It was my idea to name our third baby after his daddy. And, ugh, that sentence is an example of how confusing it can be to have two people in your family with the same name. Saying “…to name Thomas after Tom” sounds convoluted.
So far we’re calling the baby “Thomas” or more often “baby Thomas.” We also occasionally call him “David,” which isn’t nearly as bad as when David was born and we occasionally called him “Brigham.”
We had a hard time naming Thomas. I really love Tom’s name, but we couldn’t figure out how to use it. We thought about using his middle name — Christopher — but we worried that if we named our son Chris Krieger he might move to the North Pole and we’d only see him when he visited on the night before Christmas.
I floated the idea of Thomas Jr. pretty early on, and we thought about it for a long time. Tom wasn’t convinced. Maybe because this is how I suggested it:
Me: Tom. I have a name idea, and I want you to keep an open mind. Don’t say no immediately.
Tom: What is it?
Me: What do you think about…Thomas. Christopher. Krieger. JUNIOR??
Tom: thinks for a moment…Maybe. What made you think of that?
Me: Well. I couldn’t think of anything else.
I wasn’t sure, Tom wasn’t sure, and so we put it in the “maybe” column. Then we realized it was the only name in the maybe column, and the only other names were squarely in the “NO” column.

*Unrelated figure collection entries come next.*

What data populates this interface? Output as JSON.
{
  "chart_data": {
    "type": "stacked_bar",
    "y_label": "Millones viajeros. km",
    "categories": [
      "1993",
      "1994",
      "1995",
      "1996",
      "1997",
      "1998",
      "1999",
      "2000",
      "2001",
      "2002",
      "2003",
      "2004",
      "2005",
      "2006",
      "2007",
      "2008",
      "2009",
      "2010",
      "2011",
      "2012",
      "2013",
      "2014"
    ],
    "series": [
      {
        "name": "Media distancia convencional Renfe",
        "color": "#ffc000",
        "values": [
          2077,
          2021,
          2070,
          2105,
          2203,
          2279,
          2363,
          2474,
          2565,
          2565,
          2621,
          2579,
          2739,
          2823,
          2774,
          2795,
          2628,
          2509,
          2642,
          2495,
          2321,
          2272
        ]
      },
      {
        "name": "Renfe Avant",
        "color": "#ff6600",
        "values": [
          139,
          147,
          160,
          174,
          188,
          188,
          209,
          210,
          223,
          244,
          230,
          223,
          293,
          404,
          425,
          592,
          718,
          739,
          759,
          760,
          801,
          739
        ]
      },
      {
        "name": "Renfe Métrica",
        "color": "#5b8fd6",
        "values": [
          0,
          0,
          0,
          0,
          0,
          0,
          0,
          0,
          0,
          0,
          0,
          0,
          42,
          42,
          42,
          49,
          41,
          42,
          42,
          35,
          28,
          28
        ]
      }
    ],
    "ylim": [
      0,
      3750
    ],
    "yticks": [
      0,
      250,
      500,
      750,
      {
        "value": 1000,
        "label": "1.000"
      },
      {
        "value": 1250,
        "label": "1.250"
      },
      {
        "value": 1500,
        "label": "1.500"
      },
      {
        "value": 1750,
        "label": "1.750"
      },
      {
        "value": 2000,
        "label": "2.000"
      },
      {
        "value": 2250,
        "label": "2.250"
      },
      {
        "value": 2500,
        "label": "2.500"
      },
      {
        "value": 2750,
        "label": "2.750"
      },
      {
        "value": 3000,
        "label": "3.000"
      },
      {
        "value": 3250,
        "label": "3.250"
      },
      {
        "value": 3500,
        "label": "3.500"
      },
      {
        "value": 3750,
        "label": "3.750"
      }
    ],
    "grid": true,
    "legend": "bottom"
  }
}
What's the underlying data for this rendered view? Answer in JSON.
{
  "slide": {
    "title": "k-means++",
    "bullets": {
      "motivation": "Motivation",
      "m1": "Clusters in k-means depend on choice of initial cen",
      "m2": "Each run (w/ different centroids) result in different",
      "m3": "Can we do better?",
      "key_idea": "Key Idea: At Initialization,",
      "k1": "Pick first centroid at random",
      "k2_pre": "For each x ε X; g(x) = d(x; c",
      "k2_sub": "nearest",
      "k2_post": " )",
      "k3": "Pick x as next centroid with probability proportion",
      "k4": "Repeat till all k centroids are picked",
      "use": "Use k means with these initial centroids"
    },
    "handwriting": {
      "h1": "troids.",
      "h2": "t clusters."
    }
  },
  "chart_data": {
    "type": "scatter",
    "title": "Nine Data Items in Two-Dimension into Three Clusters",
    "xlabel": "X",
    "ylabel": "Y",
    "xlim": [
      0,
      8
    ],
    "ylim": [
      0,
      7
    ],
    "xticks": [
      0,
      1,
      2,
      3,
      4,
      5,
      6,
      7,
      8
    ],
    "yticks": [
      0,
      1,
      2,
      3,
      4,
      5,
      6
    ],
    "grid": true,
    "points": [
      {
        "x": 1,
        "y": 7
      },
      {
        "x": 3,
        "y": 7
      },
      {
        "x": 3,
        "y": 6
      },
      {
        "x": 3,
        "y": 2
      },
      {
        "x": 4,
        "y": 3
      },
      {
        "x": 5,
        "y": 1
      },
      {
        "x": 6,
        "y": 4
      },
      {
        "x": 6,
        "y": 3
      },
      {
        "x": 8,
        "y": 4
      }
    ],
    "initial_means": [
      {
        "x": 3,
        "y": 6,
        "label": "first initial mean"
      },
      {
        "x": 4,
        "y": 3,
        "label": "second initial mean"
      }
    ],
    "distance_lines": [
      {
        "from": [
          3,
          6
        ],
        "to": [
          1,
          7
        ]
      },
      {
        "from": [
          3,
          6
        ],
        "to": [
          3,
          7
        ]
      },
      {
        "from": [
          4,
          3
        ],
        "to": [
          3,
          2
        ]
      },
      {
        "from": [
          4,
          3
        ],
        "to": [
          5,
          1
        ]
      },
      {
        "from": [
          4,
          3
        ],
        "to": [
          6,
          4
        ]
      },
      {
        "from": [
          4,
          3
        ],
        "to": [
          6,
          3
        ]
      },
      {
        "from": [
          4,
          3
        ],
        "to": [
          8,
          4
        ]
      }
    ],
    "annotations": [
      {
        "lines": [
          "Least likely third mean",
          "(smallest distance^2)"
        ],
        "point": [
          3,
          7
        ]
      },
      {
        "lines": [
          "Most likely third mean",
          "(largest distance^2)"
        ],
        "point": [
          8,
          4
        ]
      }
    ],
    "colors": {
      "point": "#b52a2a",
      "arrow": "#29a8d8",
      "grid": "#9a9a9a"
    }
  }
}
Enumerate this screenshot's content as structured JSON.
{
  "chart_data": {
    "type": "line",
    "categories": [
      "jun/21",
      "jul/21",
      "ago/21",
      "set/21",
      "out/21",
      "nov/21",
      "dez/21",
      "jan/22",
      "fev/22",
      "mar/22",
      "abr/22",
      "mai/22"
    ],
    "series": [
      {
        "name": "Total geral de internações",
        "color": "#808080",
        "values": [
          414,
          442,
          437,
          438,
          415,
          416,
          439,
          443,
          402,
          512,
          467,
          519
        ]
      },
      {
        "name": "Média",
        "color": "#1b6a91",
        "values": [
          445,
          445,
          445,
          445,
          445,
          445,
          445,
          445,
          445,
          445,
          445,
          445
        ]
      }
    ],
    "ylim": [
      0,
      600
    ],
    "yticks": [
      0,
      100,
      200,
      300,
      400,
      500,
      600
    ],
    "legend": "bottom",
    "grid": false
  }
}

We started asking friends and family for their opinion. We happen to have a friend who’s the second-born son, named after his father — we asked him (and his older brother) if it ever seemed weird to them that it was out of order, and they assured us that after years of angst followed by years of therapy, it was mostly a total non-issue. (Then we went home and reminded David that, under primogeniture, he is both first in line for all of our riches, and responsible for keeping this blog updated in perpetuity.)
Eventually we started calling the baby “Thomas” to see how it felt. And it felt right.
We were on the verge of finalizing the decision when Tom asked, “It’s not egotistical, is it? I don’t want my son growing up thinking I named him after me because I think I’m awesome and I want him to be just like me.”
So many of my kids’ best qualities come straight from Tom. Their intelligence and strong opinions, their curly hair, their focus and determination, their unfortunate fashion sense and great taste in music. Their hands and feet that are bizarrely large for their bodies — they get it from Tom. The bald heads and stink faces? That’s from me.
I don’t think Thomas will grow up feeling pressure to be like Tom, but I do hope he is like Tom. In fact, I hope they all grow up to be a lot like their father.